= Miller baronets of Chichester (1705) =

Escutcheon of the Miller baronets of Chichester

The Miller baronetcy, of Chichester in the County of Sussex, was created in the Baronetage of England on 29 October 1705 for Thomas Miller, Member of Parliament for Chichester. His father Mark Miller was an Alderman and Mayor of Chichester.

The 2nd Baronet represented Chichester and Sussex in the House of Commons; the 3rd Baronet was Member of Parliament for Chichester. The 5th Baronet sat as Member of Parliament for Lewes and Portsmouth.

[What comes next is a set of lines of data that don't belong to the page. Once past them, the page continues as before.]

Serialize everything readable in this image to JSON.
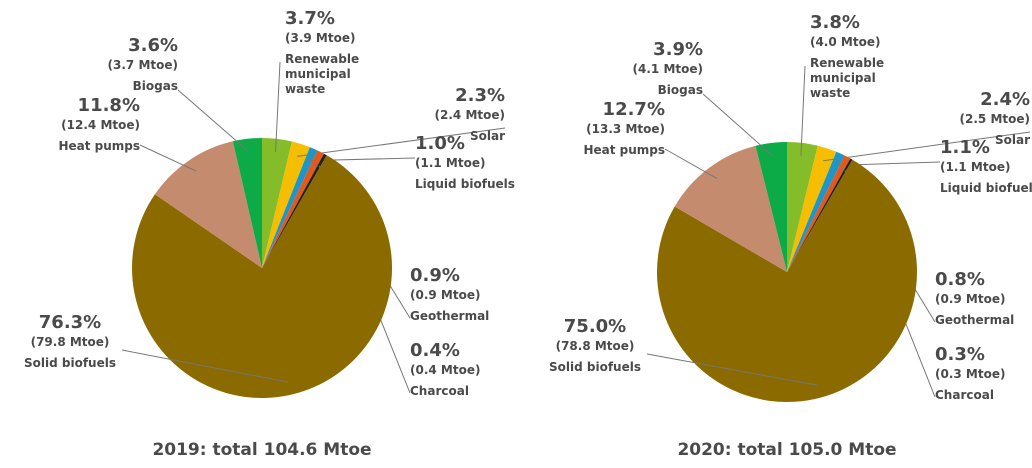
{
  "chart_data": [
    {
      "type": "pie",
      "title": "2019: total 104.6 Mtoe",
      "categories": [
        "Renewable municipal waste",
        "Solar",
        "Liquid biofuels",
        "Geothermal",
        "Charcoal",
        "Solid biofuels",
        "Heat pumps",
        "Biogas"
      ],
      "values": [
        3.7,
        2.3,
        1.0,
        0.9,
        0.4,
        76.3,
        11.8,
        3.6
      ],
      "value_labels": [
        "3.7%",
        "2.3%",
        "1.0%",
        "0.9%",
        "0.4%",
        "76.3%",
        "11.8%",
        "3.6%"
      ],
      "mtoe": [
        3.9,
        2.4,
        1.1,
        0.9,
        0.4,
        79.8,
        12.4,
        3.7
      ],
      "mtoe_labels": [
        "(3.9 Mtoe)",
        "(2.4 Mtoe)",
        "(1.1 Mtoe)",
        "(0.9 Mtoe)",
        "(0.4 Mtoe)",
        "(79.8 Mtoe)",
        "(12.4 Mtoe)",
        "(3.7 Mtoe)"
      ],
      "colors": [
        "#84bc2a",
        "#f5be00",
        "#1e96c8",
        "#e05a1e",
        "#222222",
        "#8b6a00",
        "#c48b6e",
        "#0daa48"
      ]
    },
    {
      "type": "pie",
      "title": "2020: total 105.0 Mtoe",
      "categories": [
        "Renewable municipal waste",
        "Solar",
        "Liquid biofuels",
        "Geothermal",
        "Charcoal",
        "Solid biofuels",
        "Heat pumps",
        "Biogas"
      ],
      "values": [
        3.8,
        2.4,
        1.1,
        0.8,
        0.3,
        75.0,
        12.7,
        3.9
      ],
      "value_labels": [
        "3.8%",
        "2.4%",
        "1.1%",
        "0.8%",
        "0.3%",
        "75.0%",
        "12.7%",
        "3.9%"
      ],
      "mtoe": [
        4.0,
        2.5,
        1.1,
        0.9,
        0.3,
        78.8,
        13.3,
        4.1
      ],
      "mtoe_labels": [
        "(4.0 Mtoe)",
        "(2.5 Mtoe)",
        "(1.1 Mtoe)",
        "(0.9 Mtoe)",
        "(0.3 Mtoe)",
        "(78.8 Mtoe)",
        "(13.3 Mtoe)",
        "(4.1 Mtoe)"
      ],
      "colors": [
        "#84bc2a",
        "#f5be00",
        "#1e96c8",
        "#e05a1e",
        "#222222",
        "#8b6a00",
        "#c48b6e",
        "#0daa48"
      ]
    }
  ]
}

==Miller baronets, of Chichester (1705)==
- Sir Thomas Miller, 1st Baronet (c. 1635–1705)
- Sir John Miller, 2nd Baronet (1665–1721)
- Sir Thomas Miller, 3rd Baronet (c. 1689–1733)
- Sir John Miller, 4th Baronet (died 1772)
- Sir Thomas Miller, 5th Baronet (c. 1735–1816)
- Sir Thomas Combe Miller, 6th Baronet (1781–1864)
- Sir Charles Hayes Miller, 7th Baronet (1829–1868)
- Sir Charles John Hubert Miller, 8th Baronet (1858–1940)
- Sir Henry Holmes Miller, 9th Baronet (1865–1952)
- Sir Ernest Henry John Miller, 10th Baronet (1897–1960)
- Sir John Holmes Miller, 11th Baronet (1925–1995)
- Sir Harry Miller, 12th Baronet (1927–2007)
- Sir Anthony Thomas Miller, 13th Baronet (born 1955)

The heir apparent is Thomas Kensington Miller (born 1994).

==Extended family==
Sir Henry Miller, second son of the 6th Baronet, was Speaker of the New Zealand Legislative Council from 1892 to 1903.